By the late 1990's, though, the area had fallen into decay. I can remember watching matches at nearby Old Trafford during Euro 96, and although the newly built Lowry Outlet shopping mall hinted at what was to come, it still seemed inconceivable that this foreboding and desolate site would become the UK's most significant regional broadcasting centre – not to mention a major tourist attraction.
Now it's not only home to a range of BBC output including 5 Live and childrens' telly, it also plays host to ITV's most prestigious soap Coronation Street and a couple of commercial radio stations. There's the Lowry Arts Centre too – and the northern outpost of the Imperial War Museum.
It is, in short, a success – in many ways the model regeneration project.
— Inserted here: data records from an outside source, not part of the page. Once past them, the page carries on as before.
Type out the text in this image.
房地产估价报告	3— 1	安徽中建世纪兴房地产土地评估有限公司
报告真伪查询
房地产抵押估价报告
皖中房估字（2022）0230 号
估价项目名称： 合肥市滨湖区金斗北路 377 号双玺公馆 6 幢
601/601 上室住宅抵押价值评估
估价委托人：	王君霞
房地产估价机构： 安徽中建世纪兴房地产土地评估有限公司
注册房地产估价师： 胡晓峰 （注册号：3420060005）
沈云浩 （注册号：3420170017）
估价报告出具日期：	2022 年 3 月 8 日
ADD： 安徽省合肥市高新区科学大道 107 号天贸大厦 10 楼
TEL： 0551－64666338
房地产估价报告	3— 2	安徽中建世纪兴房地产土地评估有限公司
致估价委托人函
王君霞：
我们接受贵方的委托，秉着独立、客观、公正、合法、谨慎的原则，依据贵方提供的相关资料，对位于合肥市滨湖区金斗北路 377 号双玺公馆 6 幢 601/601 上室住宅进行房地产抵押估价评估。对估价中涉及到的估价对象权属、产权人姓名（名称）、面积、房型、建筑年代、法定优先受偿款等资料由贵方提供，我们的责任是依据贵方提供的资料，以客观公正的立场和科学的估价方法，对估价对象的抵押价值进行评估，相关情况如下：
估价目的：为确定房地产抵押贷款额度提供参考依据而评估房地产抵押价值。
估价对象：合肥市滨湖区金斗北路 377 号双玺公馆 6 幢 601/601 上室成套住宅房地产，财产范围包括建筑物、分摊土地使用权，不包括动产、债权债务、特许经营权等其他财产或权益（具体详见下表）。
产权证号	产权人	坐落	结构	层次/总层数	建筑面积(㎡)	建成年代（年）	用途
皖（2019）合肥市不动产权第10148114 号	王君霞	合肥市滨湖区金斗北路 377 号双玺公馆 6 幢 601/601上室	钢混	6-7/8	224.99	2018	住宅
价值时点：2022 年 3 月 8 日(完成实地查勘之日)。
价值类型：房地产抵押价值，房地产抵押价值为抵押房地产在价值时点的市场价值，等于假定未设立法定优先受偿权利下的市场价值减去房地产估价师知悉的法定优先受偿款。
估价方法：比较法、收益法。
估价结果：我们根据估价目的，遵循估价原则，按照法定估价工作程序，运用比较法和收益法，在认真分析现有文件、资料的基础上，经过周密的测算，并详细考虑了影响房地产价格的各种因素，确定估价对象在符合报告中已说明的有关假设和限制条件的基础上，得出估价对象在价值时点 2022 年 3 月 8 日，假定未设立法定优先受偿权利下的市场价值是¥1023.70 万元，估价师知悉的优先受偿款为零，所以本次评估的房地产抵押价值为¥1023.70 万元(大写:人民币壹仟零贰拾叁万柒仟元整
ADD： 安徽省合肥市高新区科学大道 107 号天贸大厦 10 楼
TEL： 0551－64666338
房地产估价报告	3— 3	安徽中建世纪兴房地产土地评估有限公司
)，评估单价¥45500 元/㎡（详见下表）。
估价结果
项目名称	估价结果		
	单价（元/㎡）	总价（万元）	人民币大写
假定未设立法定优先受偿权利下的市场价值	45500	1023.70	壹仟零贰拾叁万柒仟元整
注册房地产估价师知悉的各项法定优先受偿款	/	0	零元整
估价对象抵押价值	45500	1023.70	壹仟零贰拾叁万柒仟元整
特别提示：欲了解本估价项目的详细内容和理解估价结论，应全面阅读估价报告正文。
Yet amid the bustling bars and yuppie flats, there is one awkward question it's hard to avoid asking.
Where is the family housing that would make Media City feel a bit more like a real community, rather than an oasis of privilege and luxury among one of Britain's toughest neighbourhoods?
Judged purely by what it is though – rather than what it isn't – Media City is a remarkable phenomenon. Alongside two great football clubs and an impressive musical heritage, it has helped consolidate Greater Manchester's claim to be England's heaviest pop culture puncher outside of London.
The fact that Media City is located in the drabber outskirts of town is welcome antidote, too, to the centralisation of attractions and resources in many city centres.
Architects have capitalised on its waterside location to play with light and form to create a starkly modern landscape – not flawless by any means, but nevertheless a fine example of how decades of seemingly interminable decline can be sharply slammed into reverse.